93% of detained youth are black: New Orleans police chief says curfew enforcement isn’t racially biased
March 29, 2013
New Orleans Police Superintendent Ronal Serpas says his city’s curfew policies are put in place because children “are less likely to get hurt or hurt someone else” if they are at home during the nighttime. But youth advocates are arguing curfew enforcement disproportionately targets poor, African-American youth.
Serpas denies his officers engage in profiling youths when they enforce curfew laws but data analyzed by The Times-Picayune found that in 2011, 93 percent of youths detained at the city’s curfew center were black. (New Orleans is 33 percent white & 60 percent black.)
A 2000 study of New Orleans’ curfew law concluded that it did not deter crime.
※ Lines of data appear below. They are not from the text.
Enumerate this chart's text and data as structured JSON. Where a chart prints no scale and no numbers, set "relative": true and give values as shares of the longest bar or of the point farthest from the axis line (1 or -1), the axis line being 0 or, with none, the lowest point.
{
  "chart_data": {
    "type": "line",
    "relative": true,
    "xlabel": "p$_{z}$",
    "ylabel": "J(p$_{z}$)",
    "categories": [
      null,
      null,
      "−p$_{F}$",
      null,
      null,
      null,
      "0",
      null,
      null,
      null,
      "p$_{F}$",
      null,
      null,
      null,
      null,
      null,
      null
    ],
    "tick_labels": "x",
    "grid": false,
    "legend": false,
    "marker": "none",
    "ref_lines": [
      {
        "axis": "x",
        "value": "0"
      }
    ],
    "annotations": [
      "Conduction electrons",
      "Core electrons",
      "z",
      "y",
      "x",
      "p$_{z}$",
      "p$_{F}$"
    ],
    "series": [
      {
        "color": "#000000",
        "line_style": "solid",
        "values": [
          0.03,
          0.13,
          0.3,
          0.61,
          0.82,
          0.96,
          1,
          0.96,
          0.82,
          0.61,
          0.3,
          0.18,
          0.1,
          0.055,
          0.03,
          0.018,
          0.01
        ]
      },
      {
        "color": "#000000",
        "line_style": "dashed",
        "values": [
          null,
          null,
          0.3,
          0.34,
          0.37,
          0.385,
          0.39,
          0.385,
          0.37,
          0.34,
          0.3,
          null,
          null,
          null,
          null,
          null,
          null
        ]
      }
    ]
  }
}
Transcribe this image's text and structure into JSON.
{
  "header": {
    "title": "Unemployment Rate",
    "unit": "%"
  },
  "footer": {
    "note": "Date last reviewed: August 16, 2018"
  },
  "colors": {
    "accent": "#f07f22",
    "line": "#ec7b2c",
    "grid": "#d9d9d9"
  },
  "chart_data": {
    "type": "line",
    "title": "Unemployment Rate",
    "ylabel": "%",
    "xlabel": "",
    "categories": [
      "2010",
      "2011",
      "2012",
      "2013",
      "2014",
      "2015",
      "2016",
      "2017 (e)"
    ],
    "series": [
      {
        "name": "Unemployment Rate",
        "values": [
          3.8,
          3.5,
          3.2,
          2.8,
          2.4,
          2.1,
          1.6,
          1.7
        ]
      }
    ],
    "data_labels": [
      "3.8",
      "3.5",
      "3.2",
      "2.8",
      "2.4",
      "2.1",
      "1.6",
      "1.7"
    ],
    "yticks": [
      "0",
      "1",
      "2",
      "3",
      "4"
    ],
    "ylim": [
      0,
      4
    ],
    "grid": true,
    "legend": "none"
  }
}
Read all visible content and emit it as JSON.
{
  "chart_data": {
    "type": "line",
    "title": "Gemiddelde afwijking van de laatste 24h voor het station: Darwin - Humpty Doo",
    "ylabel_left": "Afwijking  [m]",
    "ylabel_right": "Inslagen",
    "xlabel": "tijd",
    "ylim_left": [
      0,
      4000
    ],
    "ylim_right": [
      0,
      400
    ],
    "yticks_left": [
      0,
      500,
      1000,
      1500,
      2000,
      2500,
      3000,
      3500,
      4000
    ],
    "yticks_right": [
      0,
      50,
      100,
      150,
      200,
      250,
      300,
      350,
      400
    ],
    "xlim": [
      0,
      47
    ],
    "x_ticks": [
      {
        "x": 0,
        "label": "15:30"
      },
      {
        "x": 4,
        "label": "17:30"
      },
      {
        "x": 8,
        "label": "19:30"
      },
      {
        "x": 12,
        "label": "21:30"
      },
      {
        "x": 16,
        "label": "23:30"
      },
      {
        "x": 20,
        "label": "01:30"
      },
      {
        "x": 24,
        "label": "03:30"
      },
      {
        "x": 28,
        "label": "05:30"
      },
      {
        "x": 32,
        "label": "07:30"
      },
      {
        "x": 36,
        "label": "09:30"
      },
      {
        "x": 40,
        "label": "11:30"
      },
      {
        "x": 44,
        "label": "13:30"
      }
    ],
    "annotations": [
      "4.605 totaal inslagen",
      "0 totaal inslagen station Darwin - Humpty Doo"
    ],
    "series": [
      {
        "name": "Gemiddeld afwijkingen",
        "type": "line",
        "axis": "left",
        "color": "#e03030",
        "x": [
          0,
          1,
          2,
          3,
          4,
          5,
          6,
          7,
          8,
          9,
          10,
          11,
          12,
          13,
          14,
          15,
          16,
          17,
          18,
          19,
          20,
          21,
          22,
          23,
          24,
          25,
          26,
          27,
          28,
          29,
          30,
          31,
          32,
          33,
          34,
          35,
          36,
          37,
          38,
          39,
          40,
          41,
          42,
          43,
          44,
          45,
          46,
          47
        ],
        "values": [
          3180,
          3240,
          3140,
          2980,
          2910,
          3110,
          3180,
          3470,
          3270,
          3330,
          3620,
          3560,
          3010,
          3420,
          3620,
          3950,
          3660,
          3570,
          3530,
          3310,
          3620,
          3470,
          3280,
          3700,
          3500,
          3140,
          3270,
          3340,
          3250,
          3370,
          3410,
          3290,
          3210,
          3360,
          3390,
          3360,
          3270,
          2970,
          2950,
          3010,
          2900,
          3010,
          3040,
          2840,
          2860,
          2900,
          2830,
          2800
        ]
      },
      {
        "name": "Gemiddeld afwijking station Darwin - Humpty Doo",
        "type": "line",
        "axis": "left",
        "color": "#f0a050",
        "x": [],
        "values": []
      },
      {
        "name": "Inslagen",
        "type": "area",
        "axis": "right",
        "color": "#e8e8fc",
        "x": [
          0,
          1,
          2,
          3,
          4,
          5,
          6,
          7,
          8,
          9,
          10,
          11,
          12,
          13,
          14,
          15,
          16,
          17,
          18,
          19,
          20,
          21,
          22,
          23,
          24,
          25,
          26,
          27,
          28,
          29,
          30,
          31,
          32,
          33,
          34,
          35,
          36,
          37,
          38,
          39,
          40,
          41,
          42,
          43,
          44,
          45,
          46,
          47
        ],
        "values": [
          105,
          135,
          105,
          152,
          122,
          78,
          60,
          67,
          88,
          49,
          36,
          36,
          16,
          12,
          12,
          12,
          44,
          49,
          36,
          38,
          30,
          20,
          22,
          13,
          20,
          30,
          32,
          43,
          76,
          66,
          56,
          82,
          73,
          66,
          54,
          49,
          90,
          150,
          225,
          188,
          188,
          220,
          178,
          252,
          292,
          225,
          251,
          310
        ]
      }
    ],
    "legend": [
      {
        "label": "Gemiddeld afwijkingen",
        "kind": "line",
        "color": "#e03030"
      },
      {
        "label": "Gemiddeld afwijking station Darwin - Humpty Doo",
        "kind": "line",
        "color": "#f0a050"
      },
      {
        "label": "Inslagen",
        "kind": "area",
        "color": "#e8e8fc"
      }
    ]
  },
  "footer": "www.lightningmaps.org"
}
The Times-Picayune summarizes the report:
[The study called] “Do Juvenile Curfew Laws Work? A Time-Series Analysis of the New Orleans Law” found that the city’s ordinance was ineffective because it didn’t cover older adolescents and young adults, who often perpetrate crime; and it excluded what are called the “afterschool hours,” when minors are most likely to commit offenses.
In other news about cops targeting black youth, Floyd v. City of New York began this week, a landmark class action suit over NYPD’s Stop & Frisk tactic run on a racially-based arrest quota system.
5 million people have been stopped by NYPD’s Stop & Frisk. 4.3 million were black or Latino.